Last week they challenged us with their HIIT exercise routine to tone the whole body, although their routine with resistance bands to strengthen the body was also a success and in the previous proposals they encouraged us to exercise to relieve back pain and introduce ourselves in HIIT with an original exercise table for which they propose to use a stool.
Abdominal chart
- Time
- 15-18 minutes
- Drill
- 5
- Reps (each exercise)
- 15
- Rest (every exercise)
- 15 ”
- TV Shows
- 3
This week the Pin Twins propose the challenge of finishing with a «tablet» when the end of the confinement (No, we are not talking about the chocolate bar you keep in the cupboard), but a “bar” in your abs. For this they have prepared a routine of five exercises that can be done in about 15 minutes. Of each exercise 15 repetitions will be made, a rest of about 15 seconds is taken between each exercise and the series is repeated three times. To perform four of the five exercises you will need a sofa or bedroom cushion. This item will help you increase the difficulty of the board. Read these instructions, hit the video above and… let’s get to it!
Exercise 1: plank walking
To perform this exercise, we will place ourselves in an abdominal plank position and we will bring one arm forward, touching with the hand as far as possible.
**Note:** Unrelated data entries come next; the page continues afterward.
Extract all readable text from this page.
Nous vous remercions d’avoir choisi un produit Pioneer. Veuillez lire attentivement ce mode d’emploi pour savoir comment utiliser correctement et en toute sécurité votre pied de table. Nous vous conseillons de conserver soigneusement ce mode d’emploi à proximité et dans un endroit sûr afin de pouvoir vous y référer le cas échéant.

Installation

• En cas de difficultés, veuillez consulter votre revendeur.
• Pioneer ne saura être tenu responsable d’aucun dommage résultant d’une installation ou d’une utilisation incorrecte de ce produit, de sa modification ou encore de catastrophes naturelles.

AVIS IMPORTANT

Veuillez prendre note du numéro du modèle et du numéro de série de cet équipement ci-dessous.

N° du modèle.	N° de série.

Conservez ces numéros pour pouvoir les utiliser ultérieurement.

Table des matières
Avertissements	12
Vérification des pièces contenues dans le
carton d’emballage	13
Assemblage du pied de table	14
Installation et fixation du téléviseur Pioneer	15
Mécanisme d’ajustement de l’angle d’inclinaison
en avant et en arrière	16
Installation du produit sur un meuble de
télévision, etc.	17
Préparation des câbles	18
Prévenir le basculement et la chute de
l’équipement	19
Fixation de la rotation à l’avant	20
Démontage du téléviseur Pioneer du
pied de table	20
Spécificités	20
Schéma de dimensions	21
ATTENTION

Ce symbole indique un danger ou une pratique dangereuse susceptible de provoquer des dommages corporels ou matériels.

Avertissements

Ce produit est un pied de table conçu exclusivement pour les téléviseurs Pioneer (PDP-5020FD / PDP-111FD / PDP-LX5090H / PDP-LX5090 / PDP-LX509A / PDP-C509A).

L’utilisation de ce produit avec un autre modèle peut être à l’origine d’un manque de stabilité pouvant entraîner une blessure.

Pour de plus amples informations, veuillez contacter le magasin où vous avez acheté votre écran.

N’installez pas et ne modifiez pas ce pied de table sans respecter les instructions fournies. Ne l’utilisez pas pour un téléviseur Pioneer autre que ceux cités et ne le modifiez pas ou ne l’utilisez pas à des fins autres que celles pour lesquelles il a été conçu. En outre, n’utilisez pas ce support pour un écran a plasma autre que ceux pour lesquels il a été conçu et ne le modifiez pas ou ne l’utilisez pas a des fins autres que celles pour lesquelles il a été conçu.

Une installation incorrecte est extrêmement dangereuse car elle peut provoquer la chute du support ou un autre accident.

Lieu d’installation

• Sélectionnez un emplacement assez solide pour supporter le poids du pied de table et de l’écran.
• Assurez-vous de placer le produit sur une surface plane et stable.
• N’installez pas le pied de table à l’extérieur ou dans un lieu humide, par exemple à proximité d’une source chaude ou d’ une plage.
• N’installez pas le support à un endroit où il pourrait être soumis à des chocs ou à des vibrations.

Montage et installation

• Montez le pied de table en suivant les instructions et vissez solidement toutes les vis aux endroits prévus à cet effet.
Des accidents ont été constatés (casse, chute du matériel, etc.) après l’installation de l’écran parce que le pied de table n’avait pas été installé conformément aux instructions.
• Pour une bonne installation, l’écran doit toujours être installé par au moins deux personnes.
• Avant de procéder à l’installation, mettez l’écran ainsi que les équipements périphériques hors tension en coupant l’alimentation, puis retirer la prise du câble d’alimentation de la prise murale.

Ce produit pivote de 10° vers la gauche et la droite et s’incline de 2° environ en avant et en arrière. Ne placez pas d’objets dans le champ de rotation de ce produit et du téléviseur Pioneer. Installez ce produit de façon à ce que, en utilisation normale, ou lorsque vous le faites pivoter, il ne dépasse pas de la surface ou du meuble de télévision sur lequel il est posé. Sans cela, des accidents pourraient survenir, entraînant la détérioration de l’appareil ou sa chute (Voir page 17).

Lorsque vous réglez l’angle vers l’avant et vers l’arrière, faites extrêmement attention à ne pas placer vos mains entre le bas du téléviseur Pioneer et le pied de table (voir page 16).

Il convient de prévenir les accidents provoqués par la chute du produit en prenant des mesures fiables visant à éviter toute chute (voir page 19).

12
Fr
We will perform this movement alternately, first with one arm and then with another. It is important, as always, that we keep the hips aligned with the rest of the body.
Exercise 2: Cushion Leg Raise
We place ourselves in a supination position (supine position or body position lying face up, in a plane parallel to the ground). We keep the back and lumbar glued to the ground. To practice the exercise, we will slightly bend our knees to do elevations in a controlled way. To increase the difficulty of the exercise, we will hold a cushion with our ankles.
Exercise 3: Cushion bent legs
We remain in the same supination position that we had in the previous exercise. But to do this we are going to keep our legs at a 90 degree angle. Holding a cushion with the opposite arm and leg, we will extend the limbs that are free, reaching the floor line. Remember to perform this movement in a controlled and alternative way.
Exercise 4: Sitting with a cushion
To practice this exercise, we will rest our buttocks and hands on the floor and we will perform lateral leg shrugs, holding the cushion with our ankles.
Exercise 5. Pendulum movement
In this last exercise of the table we will perform a balance with the body and we will end up supporting the heels on the ground and extending the arms bringing the elbows to the height of the ears.